Conclusion

We have strong reasons to be positive about building a healthy outlook for all donors.

By taking what might be called a “donor-first” view, this project has produced an analysis of donor disincentives, a framework for designing services to address them, and an implementation of such a service.  Because we have not carried out market analysis, our assertion that similar provision could have a significant impact on total donation volume and donor wellbeing remains hypothetical but strongly intuitive. We fully expect that this provides ample motivation and clarity for other parties either to explore these questions more thoroughly or to begin providing new services to donors.  We believe that in this paper we have removed obstacles that were preventing a serious problem with the sector from being identified and described accurately. The obstacles to solving the problem at the societal level are around building and transforming organisations, which require capabilities readily found elsewhere in the sector, government, business and entrepreneurship, so we now look to others to start engaging with these ideas and building solutions.

We advise individual donors not to wait for others to take action – we have outlined our recommendations for getting better outcomes from your giving today.

The hypothesis and independent running of this project raise a query as to whether research into the charitable sector is driven by appropriate priorities and adequately funded, and why no research in this area is widely known.  While the charitable sector is staffed by people working hard in good faith under tight constraints, we believe that any failure to identify or set effective priorities is an important opportunity to subject the sector’s governance to scrutiny.

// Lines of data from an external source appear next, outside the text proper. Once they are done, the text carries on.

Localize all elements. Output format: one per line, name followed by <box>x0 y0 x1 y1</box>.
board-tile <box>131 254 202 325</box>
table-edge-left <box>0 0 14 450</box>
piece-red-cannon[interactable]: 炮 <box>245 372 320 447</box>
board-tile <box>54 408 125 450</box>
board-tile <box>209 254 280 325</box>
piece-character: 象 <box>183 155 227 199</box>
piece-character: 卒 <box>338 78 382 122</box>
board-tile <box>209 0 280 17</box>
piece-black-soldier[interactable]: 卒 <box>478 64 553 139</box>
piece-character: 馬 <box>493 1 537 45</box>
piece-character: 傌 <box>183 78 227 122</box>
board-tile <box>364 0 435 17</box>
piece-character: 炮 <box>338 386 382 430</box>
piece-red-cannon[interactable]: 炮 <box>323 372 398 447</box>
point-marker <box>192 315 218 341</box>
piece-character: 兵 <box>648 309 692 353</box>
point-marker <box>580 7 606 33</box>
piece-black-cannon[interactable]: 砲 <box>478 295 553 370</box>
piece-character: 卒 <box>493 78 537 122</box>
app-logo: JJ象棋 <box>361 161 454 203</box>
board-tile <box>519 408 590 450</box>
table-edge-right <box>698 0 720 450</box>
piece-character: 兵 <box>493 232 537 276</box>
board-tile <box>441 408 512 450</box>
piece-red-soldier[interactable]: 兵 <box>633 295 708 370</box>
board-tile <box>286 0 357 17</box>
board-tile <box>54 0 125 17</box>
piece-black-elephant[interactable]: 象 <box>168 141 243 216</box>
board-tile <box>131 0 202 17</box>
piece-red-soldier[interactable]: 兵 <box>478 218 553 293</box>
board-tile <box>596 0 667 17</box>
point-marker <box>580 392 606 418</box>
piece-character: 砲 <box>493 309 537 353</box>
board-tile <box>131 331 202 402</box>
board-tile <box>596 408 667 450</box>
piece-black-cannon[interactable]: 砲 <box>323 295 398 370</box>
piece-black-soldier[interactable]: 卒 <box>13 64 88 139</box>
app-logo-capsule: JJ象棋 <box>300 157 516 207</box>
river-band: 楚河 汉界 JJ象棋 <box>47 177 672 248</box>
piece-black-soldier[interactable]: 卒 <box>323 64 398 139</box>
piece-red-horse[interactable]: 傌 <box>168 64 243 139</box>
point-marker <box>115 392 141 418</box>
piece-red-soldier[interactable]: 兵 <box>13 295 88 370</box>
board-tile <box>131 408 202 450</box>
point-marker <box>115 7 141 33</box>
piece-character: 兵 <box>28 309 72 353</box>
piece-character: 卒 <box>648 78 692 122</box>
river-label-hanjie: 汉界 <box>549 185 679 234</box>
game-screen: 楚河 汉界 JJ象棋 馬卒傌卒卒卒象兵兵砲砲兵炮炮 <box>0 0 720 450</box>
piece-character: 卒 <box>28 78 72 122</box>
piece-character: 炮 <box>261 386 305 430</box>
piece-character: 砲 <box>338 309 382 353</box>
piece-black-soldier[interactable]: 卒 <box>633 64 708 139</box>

Our analysis delivered insights because we returned to what we want from charity, and accepted that there is a large amount of common ground that is not currently used.  This was a naturally intuitive approach, since the anecdotal readiness with which we encounter strong skepticism and disenfranchisement concerning such a well-intentioned societal phenomenon as charity can only be interpreted as a sign that those good intentions are implemented poorly.  We sincerely hope, and have here provided strong reasons for us all to be positive, that through the adoption of pragmatic and targeted approaches to how it achieves its fundamental aims, the sector can build a healthy global outlook.

We would like to thank the Charity Commission for England and Wales for making its database available in a form we were able to use effectively.  Several of the positive characteristics of our solution might not have been achieved without this database, and it is a resource that was either lacking, less usable, or not freely provided when we looked at other jurisdictions within the UK and abroad.